Mera Peak: Hinku Valley’s Shangri-La

Back to civilization

Forests and mountains

On our way to Khote

The vil­lage of Khote

We’re back in Seat­tle and I will get one more post up with sum­mit images from our climb of 21,000-ft. Mera Peak. It was now a bit more than a week ago that we start­ed our walk out of the Hinku Val­ley after the climb. We arrived in the vil­lage of Khote, some­what delu­sion­al after reach­ing the sum­mit and hav­ing spent sev­er­al days in the alpine zone of rock and ice. Almost 10,000 feet low­er than the sum­mit, this vil­lage took on Shangri-La-type qual­i­ties; with its thick­er air, water­falls, grass, and of course cold beers it pro­vid­ed us a much need­ed rest before the gru­el­ing 5,000-foot climb out of the Hinku Valley.

MC serv­ing up a fresh apple pie after the climb

The Hinku Val­ley with Mera Peaks almost two miles above the village

Tea­hous­es in Khote, many are new with­in the last few years

Our brush with Shangri-La was short-lived as the next day we began the hike out of the val­ley that would take us an over 15,000-foot pass before descend­ing more than 6,000 feet to Luk­la. Our exit start­ed out as a pleas­ant sun­ny walk in the crisp fall air, many of the leaves on trees hav­ing changed col­or since we first passed here. But, soon all pleas­antries were lost as we began the steep climb up Inca-like star­i­c­as­es. This trek is beau­ti­ful and a great alter­na­tive to the Khum­bu, but it has its gru­el­ing ele­ments for sure!

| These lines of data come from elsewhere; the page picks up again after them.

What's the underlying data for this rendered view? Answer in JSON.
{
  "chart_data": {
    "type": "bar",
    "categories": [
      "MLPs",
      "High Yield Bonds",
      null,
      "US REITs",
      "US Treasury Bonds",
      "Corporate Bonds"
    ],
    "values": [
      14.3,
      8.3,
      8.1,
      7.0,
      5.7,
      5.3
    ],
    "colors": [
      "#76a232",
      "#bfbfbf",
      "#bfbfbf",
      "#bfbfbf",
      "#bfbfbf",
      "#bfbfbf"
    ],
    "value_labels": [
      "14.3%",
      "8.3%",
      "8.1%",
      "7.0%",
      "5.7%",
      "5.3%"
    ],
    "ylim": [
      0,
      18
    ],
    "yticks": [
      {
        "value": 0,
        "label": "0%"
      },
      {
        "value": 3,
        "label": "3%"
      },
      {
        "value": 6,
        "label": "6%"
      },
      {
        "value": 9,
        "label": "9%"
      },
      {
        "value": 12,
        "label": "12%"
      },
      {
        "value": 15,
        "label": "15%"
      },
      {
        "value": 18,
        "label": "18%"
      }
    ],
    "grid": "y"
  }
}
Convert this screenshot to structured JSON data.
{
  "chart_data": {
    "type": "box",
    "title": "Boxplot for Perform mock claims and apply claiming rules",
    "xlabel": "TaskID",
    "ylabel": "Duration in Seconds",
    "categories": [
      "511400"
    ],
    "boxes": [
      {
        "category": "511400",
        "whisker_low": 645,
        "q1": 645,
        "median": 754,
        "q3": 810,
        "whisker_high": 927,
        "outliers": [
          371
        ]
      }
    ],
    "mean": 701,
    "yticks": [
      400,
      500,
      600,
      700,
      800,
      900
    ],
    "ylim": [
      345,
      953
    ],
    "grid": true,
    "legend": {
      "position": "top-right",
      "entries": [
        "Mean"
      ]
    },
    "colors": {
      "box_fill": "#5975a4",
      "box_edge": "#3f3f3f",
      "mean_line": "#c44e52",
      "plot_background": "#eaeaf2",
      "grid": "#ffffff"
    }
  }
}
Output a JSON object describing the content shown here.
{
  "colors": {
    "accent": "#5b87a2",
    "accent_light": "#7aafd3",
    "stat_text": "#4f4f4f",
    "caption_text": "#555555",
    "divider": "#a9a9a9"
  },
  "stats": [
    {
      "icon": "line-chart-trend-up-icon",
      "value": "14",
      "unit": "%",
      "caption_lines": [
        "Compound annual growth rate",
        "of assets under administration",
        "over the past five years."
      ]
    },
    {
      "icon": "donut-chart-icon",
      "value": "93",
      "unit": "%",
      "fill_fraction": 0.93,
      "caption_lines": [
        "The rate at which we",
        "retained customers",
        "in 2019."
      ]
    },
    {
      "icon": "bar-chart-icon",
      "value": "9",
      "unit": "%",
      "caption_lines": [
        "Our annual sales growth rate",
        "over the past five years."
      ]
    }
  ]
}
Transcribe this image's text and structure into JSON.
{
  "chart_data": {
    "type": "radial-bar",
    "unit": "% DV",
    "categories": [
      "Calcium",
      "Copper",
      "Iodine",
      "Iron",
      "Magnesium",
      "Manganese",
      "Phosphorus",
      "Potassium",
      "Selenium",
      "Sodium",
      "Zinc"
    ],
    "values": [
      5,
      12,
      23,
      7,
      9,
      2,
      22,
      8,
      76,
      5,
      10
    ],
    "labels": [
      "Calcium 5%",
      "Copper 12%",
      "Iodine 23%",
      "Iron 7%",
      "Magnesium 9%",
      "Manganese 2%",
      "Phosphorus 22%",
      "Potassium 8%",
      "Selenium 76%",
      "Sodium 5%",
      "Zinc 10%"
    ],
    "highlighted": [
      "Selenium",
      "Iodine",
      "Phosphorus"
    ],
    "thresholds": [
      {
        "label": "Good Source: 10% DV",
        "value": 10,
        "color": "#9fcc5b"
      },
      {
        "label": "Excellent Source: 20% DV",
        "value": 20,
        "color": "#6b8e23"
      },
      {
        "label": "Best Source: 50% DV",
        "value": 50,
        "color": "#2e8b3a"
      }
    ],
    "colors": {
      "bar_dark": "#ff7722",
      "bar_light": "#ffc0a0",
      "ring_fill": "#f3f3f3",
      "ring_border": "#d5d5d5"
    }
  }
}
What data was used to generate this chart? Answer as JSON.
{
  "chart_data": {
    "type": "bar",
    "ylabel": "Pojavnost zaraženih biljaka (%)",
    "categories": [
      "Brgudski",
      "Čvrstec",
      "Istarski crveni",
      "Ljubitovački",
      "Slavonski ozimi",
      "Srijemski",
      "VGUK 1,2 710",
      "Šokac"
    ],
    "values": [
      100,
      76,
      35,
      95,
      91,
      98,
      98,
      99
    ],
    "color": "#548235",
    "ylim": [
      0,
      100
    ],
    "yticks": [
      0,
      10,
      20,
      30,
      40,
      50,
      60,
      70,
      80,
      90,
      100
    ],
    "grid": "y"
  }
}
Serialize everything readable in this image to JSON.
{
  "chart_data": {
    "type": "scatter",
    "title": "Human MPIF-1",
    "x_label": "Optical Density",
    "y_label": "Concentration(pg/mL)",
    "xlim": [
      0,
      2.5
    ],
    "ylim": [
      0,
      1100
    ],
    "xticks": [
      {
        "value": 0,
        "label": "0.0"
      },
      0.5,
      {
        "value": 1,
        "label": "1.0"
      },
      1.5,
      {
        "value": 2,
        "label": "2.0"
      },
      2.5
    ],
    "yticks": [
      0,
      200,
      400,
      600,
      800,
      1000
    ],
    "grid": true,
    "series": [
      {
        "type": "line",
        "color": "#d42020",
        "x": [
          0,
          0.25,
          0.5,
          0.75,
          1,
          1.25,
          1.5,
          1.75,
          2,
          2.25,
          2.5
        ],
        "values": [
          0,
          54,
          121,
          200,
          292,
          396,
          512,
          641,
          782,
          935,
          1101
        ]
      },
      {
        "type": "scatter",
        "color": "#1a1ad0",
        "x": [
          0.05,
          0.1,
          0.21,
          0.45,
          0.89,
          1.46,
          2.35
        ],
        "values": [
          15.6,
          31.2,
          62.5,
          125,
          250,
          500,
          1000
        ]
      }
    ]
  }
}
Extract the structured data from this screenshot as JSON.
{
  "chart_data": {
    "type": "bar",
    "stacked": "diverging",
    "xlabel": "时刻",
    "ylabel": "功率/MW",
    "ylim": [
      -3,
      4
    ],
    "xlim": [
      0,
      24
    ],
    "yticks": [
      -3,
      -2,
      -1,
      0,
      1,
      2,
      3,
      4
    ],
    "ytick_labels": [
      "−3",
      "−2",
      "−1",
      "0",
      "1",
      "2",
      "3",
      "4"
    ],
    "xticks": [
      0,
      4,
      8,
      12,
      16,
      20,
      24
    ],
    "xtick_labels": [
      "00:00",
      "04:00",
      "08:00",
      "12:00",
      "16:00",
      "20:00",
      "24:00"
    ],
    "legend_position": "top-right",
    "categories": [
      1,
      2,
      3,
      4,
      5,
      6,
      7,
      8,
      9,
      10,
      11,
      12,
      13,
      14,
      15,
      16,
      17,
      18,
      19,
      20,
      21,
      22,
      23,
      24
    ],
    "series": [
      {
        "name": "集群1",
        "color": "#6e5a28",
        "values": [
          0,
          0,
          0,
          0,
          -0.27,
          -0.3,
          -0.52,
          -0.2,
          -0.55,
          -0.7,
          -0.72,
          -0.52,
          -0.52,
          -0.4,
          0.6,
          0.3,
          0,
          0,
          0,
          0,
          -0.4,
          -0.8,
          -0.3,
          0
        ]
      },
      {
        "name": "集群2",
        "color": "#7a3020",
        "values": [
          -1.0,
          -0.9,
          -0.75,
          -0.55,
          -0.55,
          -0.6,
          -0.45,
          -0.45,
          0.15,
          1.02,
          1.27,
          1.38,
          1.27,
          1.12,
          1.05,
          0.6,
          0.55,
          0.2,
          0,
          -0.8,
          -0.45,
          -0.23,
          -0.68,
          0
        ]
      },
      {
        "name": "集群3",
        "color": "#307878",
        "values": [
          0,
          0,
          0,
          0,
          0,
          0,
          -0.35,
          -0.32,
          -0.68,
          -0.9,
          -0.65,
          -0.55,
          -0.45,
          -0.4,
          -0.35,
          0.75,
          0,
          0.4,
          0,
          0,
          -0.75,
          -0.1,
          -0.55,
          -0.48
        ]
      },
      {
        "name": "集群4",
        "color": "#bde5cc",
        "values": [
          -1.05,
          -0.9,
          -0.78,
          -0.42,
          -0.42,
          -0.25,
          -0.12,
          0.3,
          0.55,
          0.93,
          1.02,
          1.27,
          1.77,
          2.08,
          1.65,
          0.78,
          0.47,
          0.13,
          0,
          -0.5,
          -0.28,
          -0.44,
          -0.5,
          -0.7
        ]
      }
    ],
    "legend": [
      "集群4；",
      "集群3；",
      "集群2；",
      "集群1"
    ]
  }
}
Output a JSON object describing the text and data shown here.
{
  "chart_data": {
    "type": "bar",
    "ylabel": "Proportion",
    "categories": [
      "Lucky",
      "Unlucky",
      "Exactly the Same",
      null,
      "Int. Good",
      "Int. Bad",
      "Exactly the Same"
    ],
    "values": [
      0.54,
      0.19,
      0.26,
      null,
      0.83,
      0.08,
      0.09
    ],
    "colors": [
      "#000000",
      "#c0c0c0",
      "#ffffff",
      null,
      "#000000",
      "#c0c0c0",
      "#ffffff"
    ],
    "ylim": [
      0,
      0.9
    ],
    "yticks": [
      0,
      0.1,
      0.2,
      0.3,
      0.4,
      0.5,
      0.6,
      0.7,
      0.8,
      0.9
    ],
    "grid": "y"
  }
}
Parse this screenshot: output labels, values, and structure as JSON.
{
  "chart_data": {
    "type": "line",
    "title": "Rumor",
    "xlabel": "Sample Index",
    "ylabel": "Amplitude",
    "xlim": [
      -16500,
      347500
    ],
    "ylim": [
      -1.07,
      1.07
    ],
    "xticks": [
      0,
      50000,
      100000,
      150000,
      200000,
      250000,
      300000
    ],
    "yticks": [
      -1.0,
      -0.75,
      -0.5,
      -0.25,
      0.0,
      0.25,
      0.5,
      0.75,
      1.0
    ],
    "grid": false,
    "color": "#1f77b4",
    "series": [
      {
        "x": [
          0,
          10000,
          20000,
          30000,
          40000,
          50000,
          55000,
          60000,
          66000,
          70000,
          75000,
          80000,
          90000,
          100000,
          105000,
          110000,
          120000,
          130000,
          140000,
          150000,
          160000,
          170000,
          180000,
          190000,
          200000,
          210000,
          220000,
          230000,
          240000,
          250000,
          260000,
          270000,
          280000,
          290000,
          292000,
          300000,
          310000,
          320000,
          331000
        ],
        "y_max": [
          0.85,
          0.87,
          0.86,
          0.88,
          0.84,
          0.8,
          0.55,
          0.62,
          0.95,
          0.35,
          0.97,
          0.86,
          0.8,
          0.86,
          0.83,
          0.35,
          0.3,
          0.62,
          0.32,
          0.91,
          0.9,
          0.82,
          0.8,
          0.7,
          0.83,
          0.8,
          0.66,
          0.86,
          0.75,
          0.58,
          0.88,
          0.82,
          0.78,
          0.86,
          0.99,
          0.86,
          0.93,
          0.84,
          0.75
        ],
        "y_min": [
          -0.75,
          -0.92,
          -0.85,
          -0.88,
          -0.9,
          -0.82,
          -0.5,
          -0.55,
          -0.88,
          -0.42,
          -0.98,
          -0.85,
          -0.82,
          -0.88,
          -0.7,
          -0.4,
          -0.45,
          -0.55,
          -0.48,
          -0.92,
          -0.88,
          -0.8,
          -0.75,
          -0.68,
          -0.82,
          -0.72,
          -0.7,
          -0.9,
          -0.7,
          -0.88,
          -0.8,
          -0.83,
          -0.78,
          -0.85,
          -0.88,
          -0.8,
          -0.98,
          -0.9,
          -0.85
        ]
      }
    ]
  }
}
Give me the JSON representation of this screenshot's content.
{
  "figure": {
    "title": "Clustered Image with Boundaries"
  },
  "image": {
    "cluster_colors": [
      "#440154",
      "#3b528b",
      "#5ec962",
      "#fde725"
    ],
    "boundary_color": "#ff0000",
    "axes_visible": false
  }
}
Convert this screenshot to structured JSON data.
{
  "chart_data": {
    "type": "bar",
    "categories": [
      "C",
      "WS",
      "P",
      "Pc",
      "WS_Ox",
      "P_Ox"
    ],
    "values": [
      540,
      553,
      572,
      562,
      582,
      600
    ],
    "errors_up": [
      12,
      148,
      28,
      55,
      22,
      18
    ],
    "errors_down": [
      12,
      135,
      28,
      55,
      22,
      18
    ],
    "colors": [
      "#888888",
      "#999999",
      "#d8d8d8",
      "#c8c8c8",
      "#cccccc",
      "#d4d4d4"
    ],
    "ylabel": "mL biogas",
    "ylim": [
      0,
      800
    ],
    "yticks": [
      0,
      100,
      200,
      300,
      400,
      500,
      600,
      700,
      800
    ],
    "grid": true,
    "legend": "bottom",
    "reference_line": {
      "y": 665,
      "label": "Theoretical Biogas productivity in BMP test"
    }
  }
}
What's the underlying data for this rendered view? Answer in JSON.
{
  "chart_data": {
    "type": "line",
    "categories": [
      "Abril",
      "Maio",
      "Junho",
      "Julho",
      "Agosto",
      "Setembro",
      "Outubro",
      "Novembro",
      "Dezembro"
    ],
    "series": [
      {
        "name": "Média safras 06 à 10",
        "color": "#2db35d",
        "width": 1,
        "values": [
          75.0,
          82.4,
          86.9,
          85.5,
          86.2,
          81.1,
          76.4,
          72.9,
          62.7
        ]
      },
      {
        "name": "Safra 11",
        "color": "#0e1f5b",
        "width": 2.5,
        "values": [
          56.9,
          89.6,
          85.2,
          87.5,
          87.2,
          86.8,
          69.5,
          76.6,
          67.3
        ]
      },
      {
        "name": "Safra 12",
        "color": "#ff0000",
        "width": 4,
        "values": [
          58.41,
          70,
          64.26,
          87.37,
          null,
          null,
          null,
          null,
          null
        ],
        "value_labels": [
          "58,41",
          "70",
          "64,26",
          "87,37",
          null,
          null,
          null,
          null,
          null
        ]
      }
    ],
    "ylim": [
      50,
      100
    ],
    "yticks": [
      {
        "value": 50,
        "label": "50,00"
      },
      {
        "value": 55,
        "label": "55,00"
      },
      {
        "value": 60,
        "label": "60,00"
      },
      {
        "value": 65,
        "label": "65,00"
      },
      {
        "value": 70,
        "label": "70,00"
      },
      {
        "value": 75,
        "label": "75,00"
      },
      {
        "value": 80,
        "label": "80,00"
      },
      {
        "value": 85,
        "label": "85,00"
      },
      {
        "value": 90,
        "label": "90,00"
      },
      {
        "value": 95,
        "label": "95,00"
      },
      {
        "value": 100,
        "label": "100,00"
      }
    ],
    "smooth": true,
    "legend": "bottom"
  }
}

Through some bam­boo forests on the ups and downs in the Hinku Valley

Look­ing up to the pass and the por­tal back to civilization

Lak­pa check­ing in with some of the porters

Along the way we encounter a Sher­pa broth­er and sis­ter slow­ly work­ing their way up the trail. I ask the broth­er, a moun­tain guide, who fol­lows patient­ly behind his younger sis­ter, a porter, why she is car­ry­ing the big load while he has only a day­pack, to which he replies, because she is stronger.” A quick trans­la­tion and we’re all gig­gling, which makes the uphill chal­lenge a bit more tolerable.

Sher­pa broth­er and sis­ter tak­ing a break

Yes, those are flip-flops

As much as we will miss the peaks, any trip to Nepal becomes a trip as much about the peo­ple as the incred­i­ble moun­tains. From the laughs pro­vid­ed by Lak­pa, the card games with porters, to the kids along the way eager to learn Eng­lish, our trip is no excep­tion to this and we’ll always remem­ber some of the new friends met along the way.

Its all down­hill from here!

Mark S. read­ing with Sher­pa kid

How can some­one be smil­ing with a load like that? Nima smiled the whole trip, regard­less of the con­di­tions and load.